Yes and no
with this stuff we get into the murky areas of slander & libel. I cannot go fire up a website and proclaim to the world that someone I don't like is a Neo-Nazi or a child-molester.
But it gets trickier with public figures, or if the speech is considered parody, etc.
In the case of Ayaan Hirsi Ali, she is a semi-public figure, but not a politician or political leader, and the SPLC's designation of her as an "Anti-Muslim Extremist" was both wrong, and based on vague and capricious criteria (there is no science behind any of it--it is just a hit piece). The piece was not a parody. She could have sued.

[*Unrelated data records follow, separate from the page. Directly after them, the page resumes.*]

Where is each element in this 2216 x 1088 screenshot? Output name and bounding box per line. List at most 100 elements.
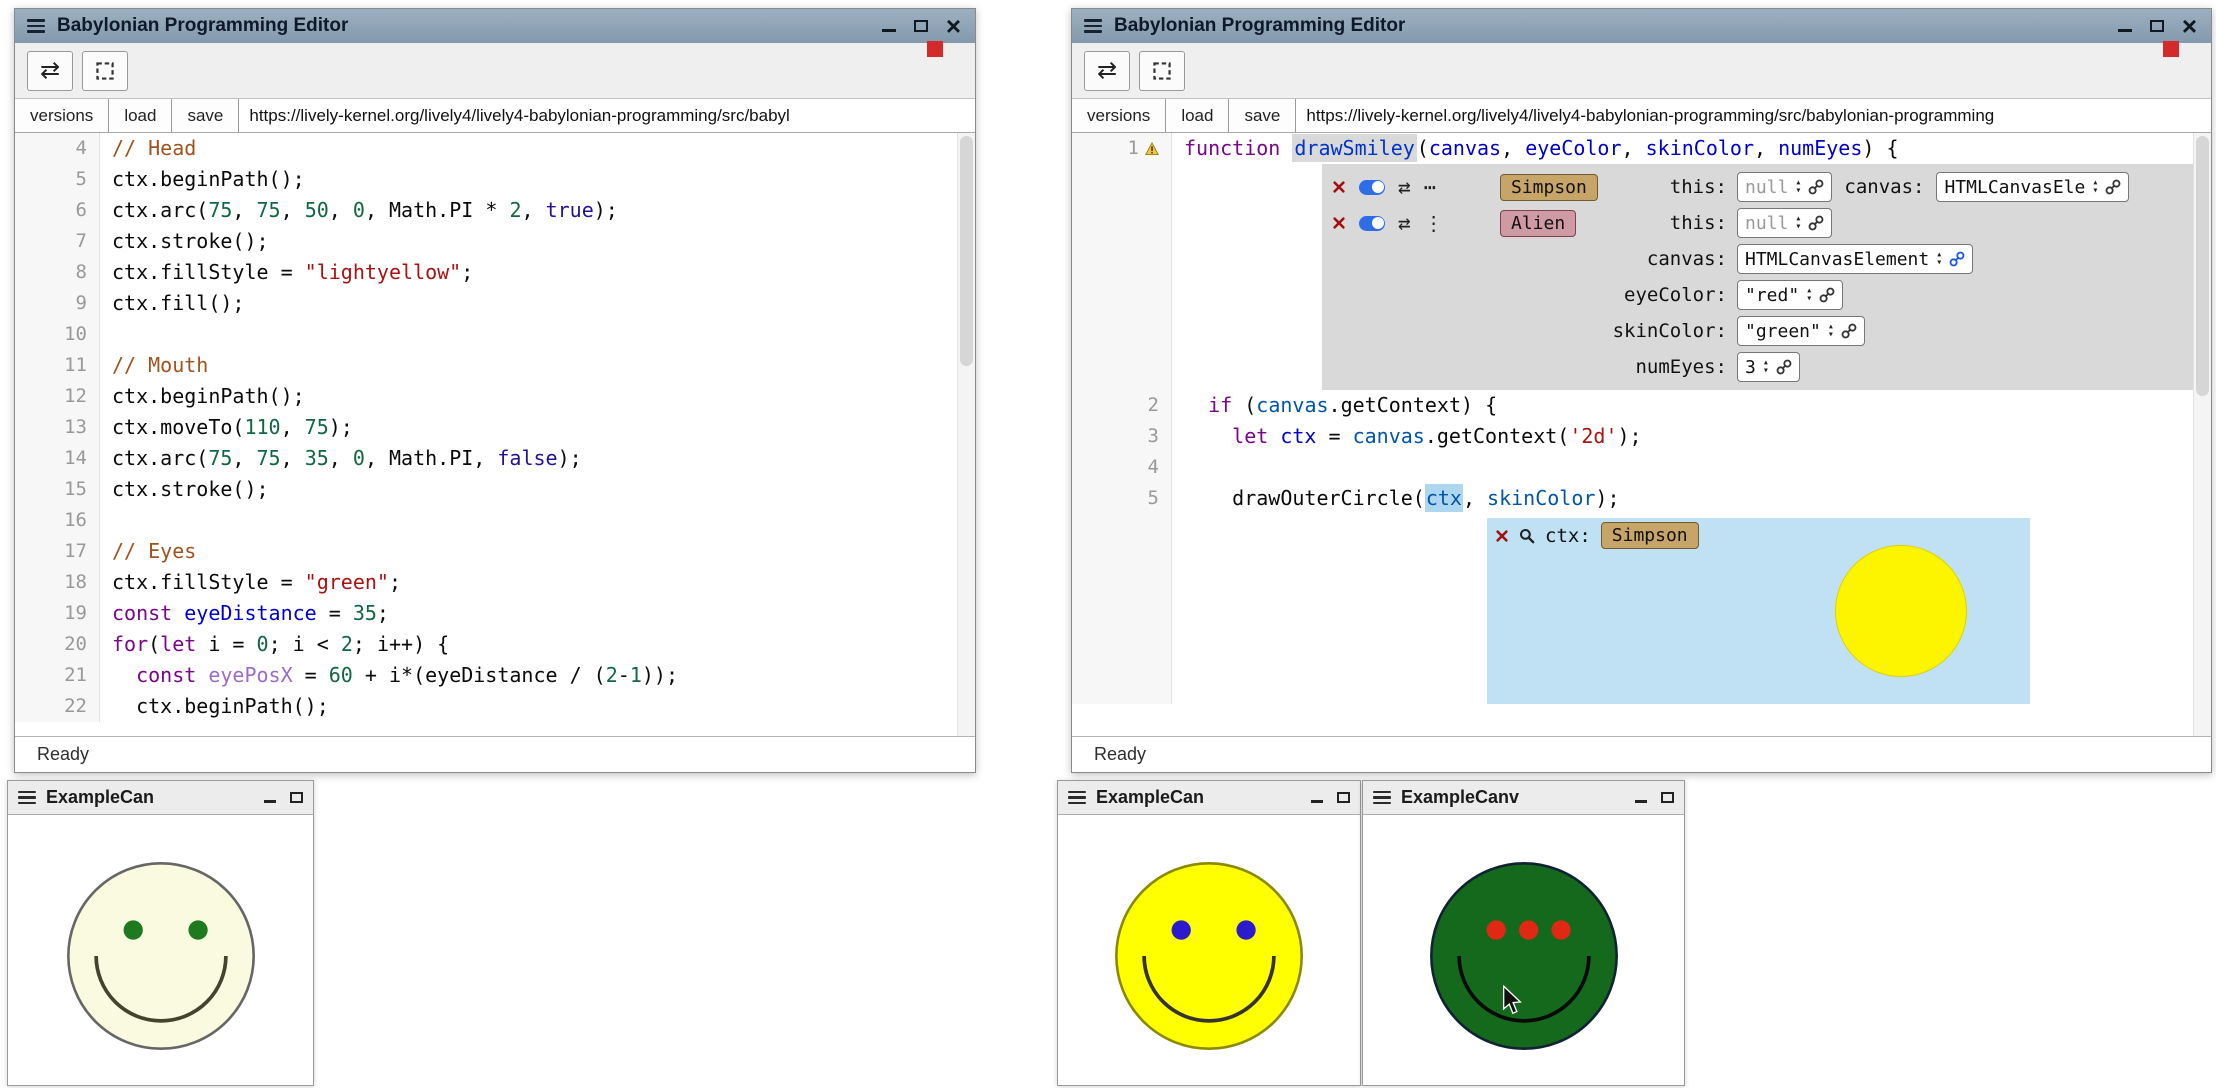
code-text[interactable] <box>100 505 975 536</box>
scrollbar-thumb[interactable] <box>960 136 973 366</box>
vertical-scrollbar[interactable] <box>2193 133 2211 736</box>
code-line[interactable]: 9ctx.fill(); <box>15 288 975 319</box>
code-text[interactable]: function drawSmiley(canvas, eyeColor, sk… <box>1172 133 2211 164</box>
minimize-button[interactable] <box>1311 800 1323 803</box>
window-menu-icon[interactable] <box>18 791 36 805</box>
code-text[interactable]: // Head <box>100 133 975 164</box>
chain-icon[interactable] <box>2105 179 2121 195</box>
stepper-icon[interactable]: ▴▾ <box>1795 215 1801 231</box>
code-text[interactable]: for(let i = 0; i < 2; i++) { <box>100 629 975 660</box>
probe-toggle[interactable] <box>1359 216 1385 231</box>
stepper-icon[interactable]: ▴▾ <box>1936 251 1942 267</box>
code-line[interactable]: 12ctx.beginPath(); <box>15 381 975 412</box>
code-line[interactable]: 8ctx.fillStyle = "lightyellow"; <box>15 257 975 288</box>
minimize-button[interactable] <box>2118 29 2132 32</box>
frame-selection-button[interactable] <box>82 51 128 91</box>
load-button[interactable]: load <box>1166 99 1229 132</box>
probe-swap-icon[interactable]: ⇄ <box>1398 175 1411 199</box>
example-badge-alien[interactable]: Alien <box>1500 210 1576 237</box>
chain-icon[interactable] <box>1776 359 1792 375</box>
code-text[interactable]: ctx.fillStyle = "green"; <box>100 567 975 598</box>
maximize-button[interactable] <box>290 792 303 803</box>
close-button[interactable]: × <box>946 16 961 36</box>
titlebar[interactable]: ExampleCanv <box>1363 781 1684 815</box>
minimize-button[interactable] <box>264 800 276 803</box>
maximize-button[interactable] <box>1661 792 1674 803</box>
code-editor[interactable]: 1function drawSmiley(canvas, eyeColor, s… <box>1072 133 2211 736</box>
stepper-icon[interactable]: ▴▾ <box>1806 287 1812 303</box>
window-menu-icon[interactable] <box>1373 791 1391 805</box>
minimize-button[interactable] <box>882 29 896 32</box>
code-line[interactable]: 14ctx.arc(75, 75, 35, 0, Math.PI, false)… <box>15 443 975 474</box>
code-text[interactable]: drawOuterCircle(ctx, skinColor); <box>1172 483 2211 514</box>
code-line[interactable]: 5 drawOuterCircle(ctx, skinColor); <box>1072 483 2211 514</box>
example-badge-simpson[interactable]: Simpson <box>1500 174 1598 201</box>
canvas-probe-preview[interactable]: ctx: Simpson <box>1487 518 2030 704</box>
code-text[interactable]: // Mouth <box>100 350 975 381</box>
chain-icon-active[interactable] <box>1949 251 1965 267</box>
code-line[interactable]: 15ctx.stroke(); <box>15 474 975 505</box>
code-line[interactable]: 20for(let i = 0; i < 2; i++) { <box>15 629 975 660</box>
swap-probes-button[interactable]: ⇄ <box>1084 51 1130 91</box>
probe-delete-icon[interactable] <box>1332 180 1346 194</box>
vertical-scrollbar[interactable] <box>957 133 975 736</box>
chain-icon[interactable] <box>1819 287 1835 303</box>
code-text[interactable]: let ctx = canvas.getContext('2d'); <box>1172 421 2211 452</box>
code-text[interactable]: const eyeDistance = 35; <box>100 598 975 629</box>
probe-toggle[interactable] <box>1359 180 1385 195</box>
code-line[interactable]: 22 ctx.beginPath(); <box>15 691 975 722</box>
code-line[interactable]: 1function drawSmiley(canvas, eyeColor, s… <box>1072 133 2211 164</box>
load-button[interactable]: load <box>109 99 172 132</box>
probe-value-this[interactable]: null ▴▾ <box>1737 208 1832 238</box>
swap-probes-button[interactable]: ⇄ <box>27 51 73 91</box>
url-input[interactable] <box>239 99 975 132</box>
titlebar[interactable]: Babylonian Programming Editor × <box>15 9 975 43</box>
code-line[interactable]: 3 let ctx = canvas.getContext('2d'); <box>1072 421 2211 452</box>
maximize-button[interactable] <box>1337 792 1350 803</box>
code-line[interactable]: 19const eyeDistance = 35; <box>15 598 975 629</box>
versions-button[interactable]: versions <box>15 99 109 132</box>
chain-icon[interactable] <box>1808 179 1824 195</box>
probe-delete-icon[interactable] <box>1332 216 1346 230</box>
probe-value-this[interactable]: null ▴▾ <box>1737 172 1832 202</box>
chain-icon[interactable] <box>1841 323 1857 339</box>
code-line[interactable]: 11// Mouth <box>15 350 975 381</box>
url-input[interactable] <box>1296 99 2211 132</box>
stepper-icon[interactable]: ▴▾ <box>1795 179 1801 195</box>
close-button[interactable]: × <box>2182 16 2197 36</box>
probe-delete-icon[interactable] <box>1495 529 1509 543</box>
window-menu-icon[interactable] <box>1068 791 1086 805</box>
code-text[interactable]: // Eyes <box>100 536 975 567</box>
titlebar[interactable]: ExampleCan <box>1058 781 1360 815</box>
code-text[interactable]: ctx.arc(75, 75, 50, 0, Math.PI * 2, true… <box>100 195 975 226</box>
probe-value-numeyes[interactable]: 3 ▴▾ <box>1737 352 1800 382</box>
probe-value-eyecolor[interactable]: "red" ▴▾ <box>1737 280 1843 310</box>
maximize-button[interactable] <box>914 20 928 32</box>
titlebar[interactable]: ExampleCan <box>8 781 313 815</box>
code-line[interactable]: 7ctx.stroke(); <box>15 226 975 257</box>
code-line[interactable]: 13ctx.moveTo(110, 75); <box>15 412 975 443</box>
window-menu-icon[interactable] <box>1084 19 1102 33</box>
code-line[interactable]: 4// Head <box>15 133 975 164</box>
save-button[interactable]: save <box>172 99 239 132</box>
code-line[interactable]: 10 <box>15 319 975 350</box>
code-line[interactable]: 17// Eyes <box>15 536 975 567</box>
frame-selection-button[interactable] <box>1139 51 1185 91</box>
code-text[interactable]: const eyePosX = 60 + i*(eyeDistance / (2… <box>100 660 975 691</box>
code-text[interactable] <box>1172 452 2211 483</box>
code-line[interactable]: 4 <box>1072 452 2211 483</box>
save-button[interactable]: save <box>1229 99 1296 132</box>
code-text[interactable]: ctx.stroke(); <box>100 474 975 505</box>
stepper-icon[interactable]: ▴▾ <box>1763 359 1769 375</box>
code-line[interactable]: 2 if (canvas.getContext) { <box>1072 390 2211 421</box>
code-line[interactable]: 18ctx.fillStyle = "green"; <box>15 567 975 598</box>
code-line[interactable]: 6ctx.arc(75, 75, 50, 0, Math.PI * 2, tru… <box>15 195 975 226</box>
code-text[interactable]: ctx.arc(75, 75, 35, 0, Math.PI, false); <box>100 443 975 474</box>
code-text[interactable]: ctx.stroke(); <box>100 226 975 257</box>
versions-button[interactable]: versions <box>1072 99 1166 132</box>
warning-icon[interactable] <box>1145 142 1159 156</box>
code-editor[interactable]: 4// Head5ctx.beginPath();6ctx.arc(75, 75… <box>15 133 975 736</box>
probe-value-canvas[interactable]: HTMLCanvasEle ▴▾ <box>1936 172 2129 202</box>
probe-value-canvas[interactable]: HTMLCanvasElement ▴▾ <box>1737 244 1973 274</box>
code-text[interactable]: ctx.beginPath(); <box>100 381 975 412</box>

Nawaz DID sue the SPLC and won 3.3 million
The Southern Poverty Law Center (SPLC) has been hit with a big payout after losing in a defamation lawsuit to Quilliam International and Maajid Nawaz, the founder of the organization. Nawaz objected to being mentioned in SPLC's "Field Guide to Anti-Muslim Extremists" and sued for defamation.
lawandcrime.com
And just like the Devil mixes lies with the truth, the SPLC's critique of the FRC is partly accurate, and partly false. They claim that the statement from the FRC that “The reality is, homosexuals have entered the Scouts in the past for predatory purposes," is an attack on all LGBT people, when it is simply a factual claim: the scouts have had legal problems in the past due to child molesters.
The SPLC lives in that cesspool level of the Internet, and operates a grift by scaring Americans into giving them money in order to root out "extremists" --it is a hyper-partisan propaganda outlet.